How to Attend College for Free (Or Cheap)
Prospective students can save money by exploring financial aid options and considering online tuition-free colleges. Planning and doing this research can make a huge difference in the long run. The following eight tips do not all lead to free college, but they can lower qualifying students' tuition expenses considerably.
1. Choose a Tuition-Free School
Some online schools offer free tuition to students from certain regions, states, or backgrounds. A few large public universities such as the City University of New York and the City College of San Francisco offer qualifying residents free tuition.
2. Apply for Grants and Scholarships
Many learners rely on federal grants to cover part of their tuition. Schools and nonprofit organizations may also offer scholarships or grant money, which does not require repayment.
3. Serve Your Country
Active or reserve military members often receive significant tuition discounts. The Department of Veteran Affairs provides information on education and training benefits. Military schools such as theU.S. Naval Academy and the U.S. Military Academy offer free or mostly free tuition in exchange for military service. Some schools offer reduced tuition prices for military families.
4. Work for the College
Many colleges and universities allow full-time employees to take classes for free. Some schools even offer free or discounted tuition to employees' children or partners. For more employee benefits information, consider consulting professional organizations such as the American College Personnel Association and the College and University Professional Association.
5. Attend a Work College
Work colleges integrate work, service, and learning and provide tuition-free education. Sometimes liberal arts work colleges employ enrollees in exchange for pay or tuition reimbursement. Work college graduates report better preparedness for their current jobs than do graduates from public four-year institutions or private colleges.
Some trade colleges provide free tuition in exchange for apprenticeship work. Virginia's Apprentice School offers classes and full-time jobs in shipbuilding-related trades. Enrollees do not pay tuition during their 4-5 year apprenticeships.

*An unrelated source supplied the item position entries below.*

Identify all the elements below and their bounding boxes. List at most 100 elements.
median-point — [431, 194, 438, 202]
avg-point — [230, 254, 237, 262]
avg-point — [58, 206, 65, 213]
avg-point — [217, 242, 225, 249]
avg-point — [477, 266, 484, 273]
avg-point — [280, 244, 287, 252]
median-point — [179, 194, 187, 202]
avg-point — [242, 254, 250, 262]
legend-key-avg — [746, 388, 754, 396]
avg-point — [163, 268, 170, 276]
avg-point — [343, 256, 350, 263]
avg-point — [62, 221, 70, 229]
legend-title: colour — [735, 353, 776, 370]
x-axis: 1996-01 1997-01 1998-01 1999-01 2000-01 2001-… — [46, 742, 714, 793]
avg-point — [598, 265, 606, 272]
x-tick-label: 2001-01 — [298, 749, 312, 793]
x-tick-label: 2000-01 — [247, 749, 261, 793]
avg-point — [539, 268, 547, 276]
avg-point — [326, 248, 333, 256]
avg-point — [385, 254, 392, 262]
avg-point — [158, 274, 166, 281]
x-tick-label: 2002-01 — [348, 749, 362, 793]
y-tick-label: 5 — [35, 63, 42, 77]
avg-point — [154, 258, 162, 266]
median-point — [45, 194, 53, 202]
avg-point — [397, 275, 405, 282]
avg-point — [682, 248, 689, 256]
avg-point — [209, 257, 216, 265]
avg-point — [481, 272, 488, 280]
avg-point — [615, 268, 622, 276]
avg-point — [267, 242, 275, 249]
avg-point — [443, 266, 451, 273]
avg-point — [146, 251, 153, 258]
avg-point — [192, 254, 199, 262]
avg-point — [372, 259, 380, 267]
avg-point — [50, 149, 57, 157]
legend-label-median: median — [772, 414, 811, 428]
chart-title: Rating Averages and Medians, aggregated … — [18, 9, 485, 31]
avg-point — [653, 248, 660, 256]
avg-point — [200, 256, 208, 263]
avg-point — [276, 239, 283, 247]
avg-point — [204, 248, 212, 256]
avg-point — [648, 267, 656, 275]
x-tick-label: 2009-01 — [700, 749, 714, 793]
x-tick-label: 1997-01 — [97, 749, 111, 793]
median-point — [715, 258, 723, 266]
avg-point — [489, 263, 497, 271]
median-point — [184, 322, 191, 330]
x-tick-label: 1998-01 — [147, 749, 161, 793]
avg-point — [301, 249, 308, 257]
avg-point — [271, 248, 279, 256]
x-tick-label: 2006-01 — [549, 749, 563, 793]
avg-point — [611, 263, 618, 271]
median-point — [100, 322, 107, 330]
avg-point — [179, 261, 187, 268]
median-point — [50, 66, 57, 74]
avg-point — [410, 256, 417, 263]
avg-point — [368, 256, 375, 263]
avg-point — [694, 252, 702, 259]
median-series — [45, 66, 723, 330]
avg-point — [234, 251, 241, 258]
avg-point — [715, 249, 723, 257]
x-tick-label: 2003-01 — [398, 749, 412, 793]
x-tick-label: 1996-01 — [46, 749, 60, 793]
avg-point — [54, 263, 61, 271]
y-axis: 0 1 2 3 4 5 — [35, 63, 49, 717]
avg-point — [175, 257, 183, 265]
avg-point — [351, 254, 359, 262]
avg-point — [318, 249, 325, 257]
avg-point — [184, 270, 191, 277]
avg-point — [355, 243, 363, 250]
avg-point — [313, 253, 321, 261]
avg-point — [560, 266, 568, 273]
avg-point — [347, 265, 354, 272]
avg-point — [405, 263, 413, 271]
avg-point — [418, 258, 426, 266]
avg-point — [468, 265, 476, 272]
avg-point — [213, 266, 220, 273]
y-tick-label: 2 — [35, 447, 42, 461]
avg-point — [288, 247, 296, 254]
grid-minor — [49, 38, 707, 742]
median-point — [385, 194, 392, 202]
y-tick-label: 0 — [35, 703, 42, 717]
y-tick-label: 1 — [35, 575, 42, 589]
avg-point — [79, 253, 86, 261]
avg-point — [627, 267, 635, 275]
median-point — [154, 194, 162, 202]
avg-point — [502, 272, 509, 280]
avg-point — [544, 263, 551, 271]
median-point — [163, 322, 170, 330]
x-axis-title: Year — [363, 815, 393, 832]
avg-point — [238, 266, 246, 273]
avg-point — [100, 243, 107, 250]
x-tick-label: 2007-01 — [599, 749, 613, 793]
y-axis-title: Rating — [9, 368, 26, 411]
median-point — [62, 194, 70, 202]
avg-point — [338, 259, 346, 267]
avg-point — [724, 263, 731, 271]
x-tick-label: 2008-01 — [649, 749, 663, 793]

Pennsylvania's Williamson Trade School helps students build skills in horticulture, masonry, and carpentry. The institution also provides need-based scholarships that may exceed school tuition expenses.
6. Use a Tuition Waiver
Some of the best tuition-free colleges offer tuition waivers to certain types of students. Tuition waivers may apply to veterans, active members of the military, and university-employed graduate students. Learners who demonstrate financial need or special interest group status may also qualify for tuition waivers at some colleges.
7. Participate in Federal Work-Study
Work-study programs provide low-income students with jobs on campus or at off-campus partner organizations that serve the public good. The federal government subsidizes these positions.
Income from these jobs sometimes goes directly toward tuition expenses. Some students use this money to cover other educational and living expenses, as well.
8. Have Your Employer Pay for Tuition
Some companies and organizations provide tuition reimbursement for their employees. Top companies such as Starbucks, Geico, and Apple help their employees pay for school. Keep in mind that tuition reimbursement programs sometimes only cover programs or classes that relate to an employees' role or field.